On January 7, Christopher Penn took on the topic in his shiftcomm.com response. “Mark makes the point that deep pockets will win the content marketing battle, to the extent that it can be won, and he’s correct. Any content marketing effort absolutely must have paid media behind it to help it grow. The days of “build it and they will come” are long, long gone.”
Not everybody who commented at Mark’s post agreed, of course. Brian Clark, founder and owner of copyblogger pointed out that “If content (something people want) is doomed, then advertising (something people allegedly don’t want) should already be dead … you raise a valid issue Mark, but have come to a sensationalist and untenable conclusion.”
Joe Pulizzi added, “This is where so many brands go wrong…they think they need a lot of readers/engagers to be successful with their content marketing. Sometimes, it only takes one (some content programs are geared toward just one company, or even, one individual).

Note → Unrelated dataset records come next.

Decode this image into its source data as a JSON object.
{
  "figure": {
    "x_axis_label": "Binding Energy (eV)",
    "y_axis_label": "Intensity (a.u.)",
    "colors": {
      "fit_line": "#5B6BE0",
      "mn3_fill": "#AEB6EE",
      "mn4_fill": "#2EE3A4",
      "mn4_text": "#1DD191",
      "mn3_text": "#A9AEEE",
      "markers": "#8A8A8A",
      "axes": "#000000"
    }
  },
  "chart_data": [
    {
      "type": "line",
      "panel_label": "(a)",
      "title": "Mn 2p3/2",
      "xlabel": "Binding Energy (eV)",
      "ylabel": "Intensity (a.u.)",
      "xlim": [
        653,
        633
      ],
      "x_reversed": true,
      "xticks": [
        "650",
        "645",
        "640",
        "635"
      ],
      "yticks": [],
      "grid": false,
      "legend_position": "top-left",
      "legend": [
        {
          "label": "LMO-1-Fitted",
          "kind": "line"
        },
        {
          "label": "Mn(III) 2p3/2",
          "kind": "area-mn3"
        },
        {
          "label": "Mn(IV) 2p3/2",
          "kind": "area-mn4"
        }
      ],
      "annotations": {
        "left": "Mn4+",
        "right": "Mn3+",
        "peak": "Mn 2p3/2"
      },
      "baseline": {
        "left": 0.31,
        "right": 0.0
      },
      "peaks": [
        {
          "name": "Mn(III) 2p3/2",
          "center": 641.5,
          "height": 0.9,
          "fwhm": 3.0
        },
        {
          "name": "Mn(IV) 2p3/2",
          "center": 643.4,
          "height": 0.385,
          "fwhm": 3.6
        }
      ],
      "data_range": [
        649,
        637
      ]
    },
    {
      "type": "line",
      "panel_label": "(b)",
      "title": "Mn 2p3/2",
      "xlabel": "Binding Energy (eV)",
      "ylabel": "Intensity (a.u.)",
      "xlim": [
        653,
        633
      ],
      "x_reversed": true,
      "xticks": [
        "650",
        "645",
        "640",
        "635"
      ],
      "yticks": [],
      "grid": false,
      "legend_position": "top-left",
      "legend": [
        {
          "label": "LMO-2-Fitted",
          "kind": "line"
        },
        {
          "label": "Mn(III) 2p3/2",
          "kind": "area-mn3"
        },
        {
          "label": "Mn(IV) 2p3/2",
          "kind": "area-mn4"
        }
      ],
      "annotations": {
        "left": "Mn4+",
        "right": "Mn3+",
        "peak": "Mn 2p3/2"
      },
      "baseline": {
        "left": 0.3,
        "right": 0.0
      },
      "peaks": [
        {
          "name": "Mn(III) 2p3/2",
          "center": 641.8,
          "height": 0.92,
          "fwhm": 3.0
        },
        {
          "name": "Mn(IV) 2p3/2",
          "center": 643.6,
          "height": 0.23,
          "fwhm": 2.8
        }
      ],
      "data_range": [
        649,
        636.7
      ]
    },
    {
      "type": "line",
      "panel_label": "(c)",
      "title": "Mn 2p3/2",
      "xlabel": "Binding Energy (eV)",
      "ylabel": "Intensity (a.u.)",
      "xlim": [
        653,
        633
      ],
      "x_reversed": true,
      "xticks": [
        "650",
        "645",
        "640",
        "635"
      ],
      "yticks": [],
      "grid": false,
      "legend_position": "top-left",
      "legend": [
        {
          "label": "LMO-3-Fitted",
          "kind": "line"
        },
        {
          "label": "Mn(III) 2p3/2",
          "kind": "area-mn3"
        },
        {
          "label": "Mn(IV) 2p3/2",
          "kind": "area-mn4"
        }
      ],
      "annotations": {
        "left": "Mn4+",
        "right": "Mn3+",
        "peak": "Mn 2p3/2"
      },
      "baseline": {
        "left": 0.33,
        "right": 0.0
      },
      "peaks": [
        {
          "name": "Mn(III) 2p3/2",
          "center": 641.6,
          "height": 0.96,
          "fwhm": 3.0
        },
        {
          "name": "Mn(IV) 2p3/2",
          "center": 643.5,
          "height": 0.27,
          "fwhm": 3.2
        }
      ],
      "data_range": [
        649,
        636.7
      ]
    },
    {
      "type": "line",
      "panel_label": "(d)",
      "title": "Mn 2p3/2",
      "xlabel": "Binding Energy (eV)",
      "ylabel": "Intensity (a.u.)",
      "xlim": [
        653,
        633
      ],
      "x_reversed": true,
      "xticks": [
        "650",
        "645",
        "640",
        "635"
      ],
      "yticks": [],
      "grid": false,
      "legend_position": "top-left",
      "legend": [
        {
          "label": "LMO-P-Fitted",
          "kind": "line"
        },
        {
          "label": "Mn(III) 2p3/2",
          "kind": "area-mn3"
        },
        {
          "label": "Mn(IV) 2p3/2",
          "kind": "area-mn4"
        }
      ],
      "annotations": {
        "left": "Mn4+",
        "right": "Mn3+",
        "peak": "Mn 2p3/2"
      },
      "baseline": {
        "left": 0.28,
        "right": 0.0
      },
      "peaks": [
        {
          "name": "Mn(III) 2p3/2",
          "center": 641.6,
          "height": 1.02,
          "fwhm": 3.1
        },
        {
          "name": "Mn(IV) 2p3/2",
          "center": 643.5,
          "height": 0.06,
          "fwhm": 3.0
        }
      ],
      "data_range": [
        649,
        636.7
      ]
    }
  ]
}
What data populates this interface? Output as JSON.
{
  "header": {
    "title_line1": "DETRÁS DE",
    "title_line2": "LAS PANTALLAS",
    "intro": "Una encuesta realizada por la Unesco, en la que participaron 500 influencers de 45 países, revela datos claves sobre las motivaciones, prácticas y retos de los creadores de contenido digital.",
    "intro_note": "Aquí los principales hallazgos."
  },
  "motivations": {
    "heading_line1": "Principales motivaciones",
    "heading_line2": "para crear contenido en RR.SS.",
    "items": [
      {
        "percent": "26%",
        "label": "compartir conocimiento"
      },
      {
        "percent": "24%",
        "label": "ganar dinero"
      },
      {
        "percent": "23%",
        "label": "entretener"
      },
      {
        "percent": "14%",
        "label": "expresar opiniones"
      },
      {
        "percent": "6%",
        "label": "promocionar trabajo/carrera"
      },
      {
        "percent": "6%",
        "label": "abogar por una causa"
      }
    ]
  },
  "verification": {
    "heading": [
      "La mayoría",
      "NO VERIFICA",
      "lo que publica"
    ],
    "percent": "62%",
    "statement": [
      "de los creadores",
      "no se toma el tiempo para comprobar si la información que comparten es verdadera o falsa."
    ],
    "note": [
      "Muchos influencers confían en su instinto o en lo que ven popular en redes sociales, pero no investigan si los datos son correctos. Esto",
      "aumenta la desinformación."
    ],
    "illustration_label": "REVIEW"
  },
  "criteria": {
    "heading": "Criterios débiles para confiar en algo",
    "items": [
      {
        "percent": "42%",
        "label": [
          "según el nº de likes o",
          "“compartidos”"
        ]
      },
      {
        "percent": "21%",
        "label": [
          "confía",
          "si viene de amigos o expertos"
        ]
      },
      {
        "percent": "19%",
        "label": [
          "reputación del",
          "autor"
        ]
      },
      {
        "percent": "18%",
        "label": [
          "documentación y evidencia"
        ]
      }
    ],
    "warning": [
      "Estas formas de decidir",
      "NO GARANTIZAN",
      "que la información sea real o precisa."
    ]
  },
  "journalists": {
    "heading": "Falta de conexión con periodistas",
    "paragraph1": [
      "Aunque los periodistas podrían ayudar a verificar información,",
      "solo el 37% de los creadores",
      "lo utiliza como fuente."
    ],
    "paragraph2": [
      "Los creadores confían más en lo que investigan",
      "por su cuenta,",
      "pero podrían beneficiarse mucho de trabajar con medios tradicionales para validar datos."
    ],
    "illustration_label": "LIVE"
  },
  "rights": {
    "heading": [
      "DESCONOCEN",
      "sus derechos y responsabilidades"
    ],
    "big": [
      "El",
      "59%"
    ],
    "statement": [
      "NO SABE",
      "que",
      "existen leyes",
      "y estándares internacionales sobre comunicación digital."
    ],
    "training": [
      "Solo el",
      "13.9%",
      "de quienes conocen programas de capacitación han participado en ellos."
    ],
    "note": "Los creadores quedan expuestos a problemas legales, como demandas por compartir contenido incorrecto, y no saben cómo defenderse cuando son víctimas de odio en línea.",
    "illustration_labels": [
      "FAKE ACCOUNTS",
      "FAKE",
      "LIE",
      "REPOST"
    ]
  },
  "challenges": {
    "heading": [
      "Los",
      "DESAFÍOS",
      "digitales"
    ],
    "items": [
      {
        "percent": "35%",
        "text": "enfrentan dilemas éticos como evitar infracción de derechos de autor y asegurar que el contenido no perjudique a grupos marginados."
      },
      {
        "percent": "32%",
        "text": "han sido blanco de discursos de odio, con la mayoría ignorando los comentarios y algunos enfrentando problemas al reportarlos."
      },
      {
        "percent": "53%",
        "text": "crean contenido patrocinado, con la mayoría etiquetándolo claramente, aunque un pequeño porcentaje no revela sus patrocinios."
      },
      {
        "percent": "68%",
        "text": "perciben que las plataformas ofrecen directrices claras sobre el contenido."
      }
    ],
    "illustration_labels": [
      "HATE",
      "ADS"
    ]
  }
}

That is why this thing is so powerful.”
Industry legend Shel Holtz blogged “Six Reasons There Will Be No Content Shock,” including [my favorite] “We are mainly consumers of niche content.” Shel’s right. All that content out there has nothing to do with us. We choose what we read and always have.
A host of other blog commentators had opinions about Schaefer’s posit, too. A few even had solutions.
1. Be local and give back.
2. Build and connect with a “tribe.”
3. Listen more than tell; connect at a deeper level.
4. View “content” as a transition, not a destination.
5. Interact more with the audiences you already have.
6. Master engagement, customer service, and rapid response.
My favorite resolution is the discovery and application of better filters to drown out the noise we don’t want. Moreover, as times/technology/innovations unfold, new content will continue you to be in demand. After all, if content marketers don’t, who will explain and analyze what’s happening now? As for old content, it will, over time, just sit there, unnoticed, someplace in the digital archives, replaced by the fresh content we do want.
That’s why I’m not worried about content fatigue. How about you?